Thomas Wiesner from the Medical University of Graz in Austria and his colleagues report evidence in Modern Pathology for a morphological variant of superficial spreading melanoma, which they call 'melanomas composed exclusively or predominantly of large nests,' or MLNs. The researchers histologically and genetically characterized 11 MLNs, finding that they have a "predominant arrangement of melanocytes in very large nests" that conventional superficial spreading melanoma lacks, and that "all of the tumors in this study showed multiple gains and losses of several chromosomes," similar to conventional superficial spreading melanoma.

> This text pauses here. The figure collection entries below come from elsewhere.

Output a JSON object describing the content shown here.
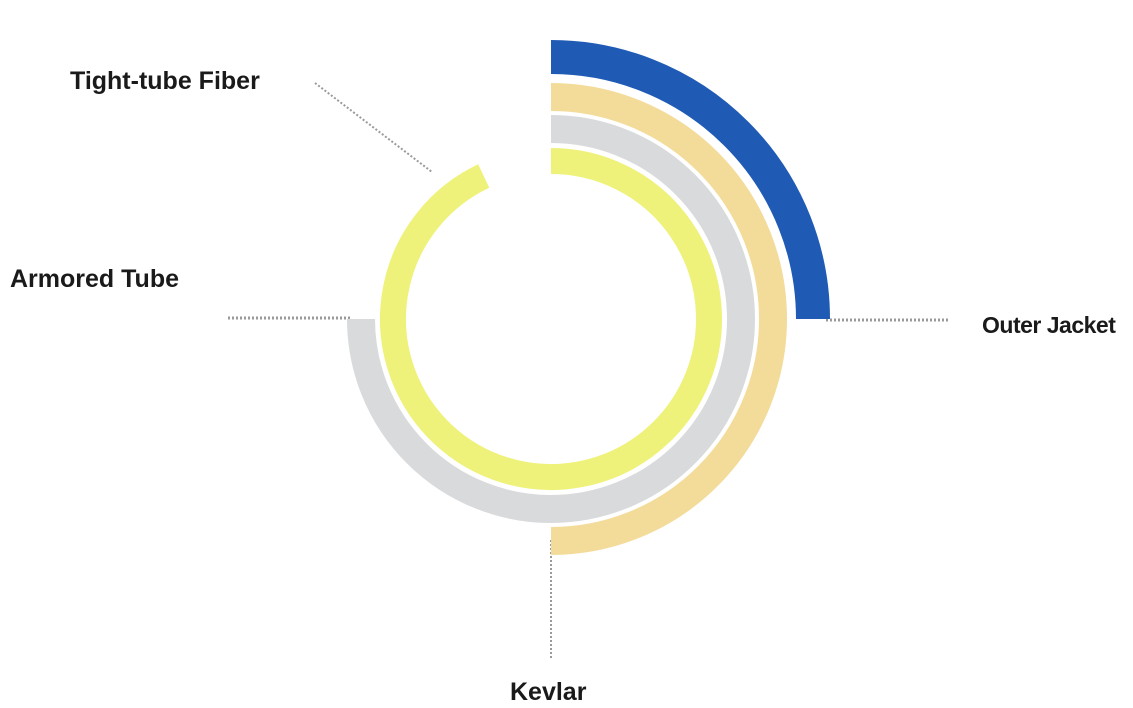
{
  "labels": {
    "tight_tube_fiber": "Tight-tube Fiber",
    "armored_tube": "Armored Tube",
    "outer_jacket": "Outer Jacket",
    "kevlar": "Kevlar"
  },
  "layers": [
    {
      "key": "tight_tube_fiber",
      "color": "#eef27a",
      "fraction": 0.93
    },
    {
      "key": "armored_tube",
      "color": "#d9dadc",
      "fraction": 0.75
    },
    {
      "key": "kevlar",
      "color": "#f3db9a",
      "fraction": 0.5
    },
    {
      "key": "outer_jacket",
      "color": "#1f5bb5",
      "fraction": 0.25
    }
  ],
  "leader_color": "#9a9a9a"
}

Laboratory Corporation of America is acquiring Medtox Scientific for about $241 million, says a press release from the companies. Medtox offers clinical laboratory services including toxicology testing and bio-analytical testing for clinical trials, among other things. "This transaction highlights the fundamental value of the Medtox brand, the talent and expertise of our team and the quality of our products and testing services," says Dick Braun, the company's chairman and CEO. "As part of LabCorp with its substantial resources and infrastructure, we expect to accelerate Medtox's profitable growth and provide a stable and sustainable environment for our employees and clients."